Se si accentua lo sbilanciamento a sinistra, già piuttosto marcato, del Pd e se Monti non riesce a presentarsi come inequivocabile alternativa alla sinistra, dovendo per realismo mantenere buoni rapporti con essa in previsione di un'intesa di governo, si apre per il centrodestra una vera e propria prateria di voti, da cui lo separerebbero solo la delusione, la rabbia e il disgusto del proprio elettorato per la recente fallimentare esperienza di governo, ma nessun concorrente politico.
La riforma del lavoro è un tema sul quale Monti può distinguersi dalla sinistra, ma la polemica può spingersi solo fino ad un certo punto.

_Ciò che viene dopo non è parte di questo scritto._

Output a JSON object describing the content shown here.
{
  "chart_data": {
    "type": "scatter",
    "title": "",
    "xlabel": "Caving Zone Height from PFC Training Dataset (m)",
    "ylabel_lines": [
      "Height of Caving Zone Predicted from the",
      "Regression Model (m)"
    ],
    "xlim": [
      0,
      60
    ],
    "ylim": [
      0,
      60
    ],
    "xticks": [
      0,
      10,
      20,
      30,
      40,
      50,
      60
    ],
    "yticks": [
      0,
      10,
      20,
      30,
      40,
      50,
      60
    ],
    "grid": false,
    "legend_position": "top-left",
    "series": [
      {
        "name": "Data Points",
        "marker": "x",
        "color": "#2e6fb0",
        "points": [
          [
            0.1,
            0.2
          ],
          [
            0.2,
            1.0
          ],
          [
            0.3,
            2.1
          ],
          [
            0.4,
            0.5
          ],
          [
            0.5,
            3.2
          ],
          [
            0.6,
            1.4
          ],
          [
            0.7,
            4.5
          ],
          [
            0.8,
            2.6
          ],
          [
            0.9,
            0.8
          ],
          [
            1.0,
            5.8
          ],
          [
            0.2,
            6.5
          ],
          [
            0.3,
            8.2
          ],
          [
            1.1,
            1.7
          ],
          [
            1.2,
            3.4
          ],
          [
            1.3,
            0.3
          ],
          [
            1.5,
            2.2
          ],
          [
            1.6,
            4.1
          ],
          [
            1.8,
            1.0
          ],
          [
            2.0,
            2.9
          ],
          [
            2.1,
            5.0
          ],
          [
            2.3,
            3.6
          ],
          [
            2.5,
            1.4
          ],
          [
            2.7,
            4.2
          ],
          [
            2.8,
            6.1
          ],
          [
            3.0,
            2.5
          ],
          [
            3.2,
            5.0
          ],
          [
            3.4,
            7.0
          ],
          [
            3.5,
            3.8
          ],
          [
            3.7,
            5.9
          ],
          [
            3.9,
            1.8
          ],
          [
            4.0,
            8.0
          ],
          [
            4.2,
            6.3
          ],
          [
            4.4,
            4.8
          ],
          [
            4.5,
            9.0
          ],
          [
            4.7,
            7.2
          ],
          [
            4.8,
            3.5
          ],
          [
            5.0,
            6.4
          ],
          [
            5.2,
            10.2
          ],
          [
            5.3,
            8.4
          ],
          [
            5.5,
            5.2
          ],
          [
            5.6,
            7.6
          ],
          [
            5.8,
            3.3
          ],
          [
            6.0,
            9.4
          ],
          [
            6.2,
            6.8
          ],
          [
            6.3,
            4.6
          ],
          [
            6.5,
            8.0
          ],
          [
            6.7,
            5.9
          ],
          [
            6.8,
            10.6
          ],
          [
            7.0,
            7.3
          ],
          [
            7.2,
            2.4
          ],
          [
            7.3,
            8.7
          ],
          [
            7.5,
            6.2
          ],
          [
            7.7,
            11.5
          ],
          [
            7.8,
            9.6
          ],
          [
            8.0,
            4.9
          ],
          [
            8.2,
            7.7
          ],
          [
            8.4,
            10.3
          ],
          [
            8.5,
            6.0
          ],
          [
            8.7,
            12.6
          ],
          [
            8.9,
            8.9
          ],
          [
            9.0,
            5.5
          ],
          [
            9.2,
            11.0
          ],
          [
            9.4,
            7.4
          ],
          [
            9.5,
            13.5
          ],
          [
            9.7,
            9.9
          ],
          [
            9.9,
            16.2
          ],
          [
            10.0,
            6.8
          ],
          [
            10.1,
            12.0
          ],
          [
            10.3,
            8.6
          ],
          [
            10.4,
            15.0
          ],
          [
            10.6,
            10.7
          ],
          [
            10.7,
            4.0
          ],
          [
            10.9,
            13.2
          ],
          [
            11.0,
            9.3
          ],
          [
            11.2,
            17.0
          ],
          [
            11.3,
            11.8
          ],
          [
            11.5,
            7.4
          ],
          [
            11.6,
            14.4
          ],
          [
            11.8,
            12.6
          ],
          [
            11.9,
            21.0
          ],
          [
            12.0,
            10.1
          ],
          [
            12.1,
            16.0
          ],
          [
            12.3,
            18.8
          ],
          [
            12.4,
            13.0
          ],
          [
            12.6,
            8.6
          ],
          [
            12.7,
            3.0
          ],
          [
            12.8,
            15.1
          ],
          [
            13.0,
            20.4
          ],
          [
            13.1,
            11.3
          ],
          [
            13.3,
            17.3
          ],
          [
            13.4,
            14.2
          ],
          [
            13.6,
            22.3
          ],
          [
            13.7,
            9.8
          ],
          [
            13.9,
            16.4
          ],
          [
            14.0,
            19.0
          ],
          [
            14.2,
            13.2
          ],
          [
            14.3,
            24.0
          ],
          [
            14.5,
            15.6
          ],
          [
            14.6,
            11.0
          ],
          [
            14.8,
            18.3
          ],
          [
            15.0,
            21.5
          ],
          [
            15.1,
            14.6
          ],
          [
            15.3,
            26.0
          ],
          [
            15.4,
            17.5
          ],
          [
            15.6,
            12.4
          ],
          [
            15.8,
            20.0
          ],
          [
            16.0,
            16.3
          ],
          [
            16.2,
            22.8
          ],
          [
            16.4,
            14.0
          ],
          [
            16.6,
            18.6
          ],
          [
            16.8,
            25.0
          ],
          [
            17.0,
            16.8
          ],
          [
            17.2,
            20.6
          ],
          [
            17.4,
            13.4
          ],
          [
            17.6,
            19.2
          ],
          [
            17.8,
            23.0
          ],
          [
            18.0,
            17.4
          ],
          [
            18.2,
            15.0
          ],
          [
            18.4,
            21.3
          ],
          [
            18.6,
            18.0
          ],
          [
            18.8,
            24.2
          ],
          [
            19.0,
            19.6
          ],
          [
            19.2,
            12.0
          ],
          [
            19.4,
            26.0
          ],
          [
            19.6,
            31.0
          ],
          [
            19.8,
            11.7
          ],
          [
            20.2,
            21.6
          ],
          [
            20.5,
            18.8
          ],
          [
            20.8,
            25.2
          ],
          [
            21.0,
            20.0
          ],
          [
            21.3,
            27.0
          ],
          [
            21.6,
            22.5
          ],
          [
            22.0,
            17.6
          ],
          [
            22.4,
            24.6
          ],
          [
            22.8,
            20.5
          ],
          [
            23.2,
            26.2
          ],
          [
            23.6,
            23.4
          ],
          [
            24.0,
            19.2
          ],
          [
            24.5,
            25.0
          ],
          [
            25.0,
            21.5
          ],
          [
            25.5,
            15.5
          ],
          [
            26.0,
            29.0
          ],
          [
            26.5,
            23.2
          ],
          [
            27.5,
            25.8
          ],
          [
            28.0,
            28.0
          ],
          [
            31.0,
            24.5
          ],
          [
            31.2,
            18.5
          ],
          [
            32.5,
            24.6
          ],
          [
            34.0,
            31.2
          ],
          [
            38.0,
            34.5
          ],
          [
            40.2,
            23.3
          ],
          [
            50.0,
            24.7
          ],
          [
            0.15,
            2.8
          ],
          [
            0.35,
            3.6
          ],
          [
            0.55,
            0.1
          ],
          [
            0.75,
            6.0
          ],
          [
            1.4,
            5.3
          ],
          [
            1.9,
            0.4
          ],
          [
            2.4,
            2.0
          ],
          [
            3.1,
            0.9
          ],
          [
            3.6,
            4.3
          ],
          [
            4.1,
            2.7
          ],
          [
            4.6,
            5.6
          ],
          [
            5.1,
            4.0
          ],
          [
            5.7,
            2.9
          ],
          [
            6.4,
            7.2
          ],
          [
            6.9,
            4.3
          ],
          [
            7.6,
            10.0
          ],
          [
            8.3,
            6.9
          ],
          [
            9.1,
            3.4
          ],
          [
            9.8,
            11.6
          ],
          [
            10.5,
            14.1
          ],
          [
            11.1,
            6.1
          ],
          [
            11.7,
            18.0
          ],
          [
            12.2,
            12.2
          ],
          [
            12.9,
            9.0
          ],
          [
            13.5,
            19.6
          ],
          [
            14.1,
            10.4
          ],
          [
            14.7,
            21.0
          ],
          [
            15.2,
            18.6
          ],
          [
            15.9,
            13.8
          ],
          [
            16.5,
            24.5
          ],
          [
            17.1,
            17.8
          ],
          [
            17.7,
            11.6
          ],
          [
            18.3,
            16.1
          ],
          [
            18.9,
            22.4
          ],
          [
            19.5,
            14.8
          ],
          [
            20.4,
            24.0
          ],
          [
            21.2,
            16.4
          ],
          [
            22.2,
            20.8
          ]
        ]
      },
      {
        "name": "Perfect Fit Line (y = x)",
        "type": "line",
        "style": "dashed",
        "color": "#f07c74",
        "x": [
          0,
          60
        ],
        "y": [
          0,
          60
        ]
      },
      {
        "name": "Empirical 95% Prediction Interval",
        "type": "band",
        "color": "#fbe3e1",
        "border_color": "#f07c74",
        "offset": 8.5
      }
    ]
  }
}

La flexsecurity di Ichino, infatti, implica la riapertura del conflitto sull'articolo 18, su cui a sinistra la chiusura è totale, e il superamento della riforma Fornero nella direzione esattamente opposta a quella auspicata da Pd e Cgil. Se Bersani si sposta un po' a sinistra, dunque, solo apparentemente il compito del professore diventa più facile, come scrive Stefano Folli sul Sole. Dovrebbe comunque mantenere una certa opacità nella sua proposta politica, per non far esplodere già in campagna elettorale le contraddizioni, probabilmente insanabili, con la sinistra.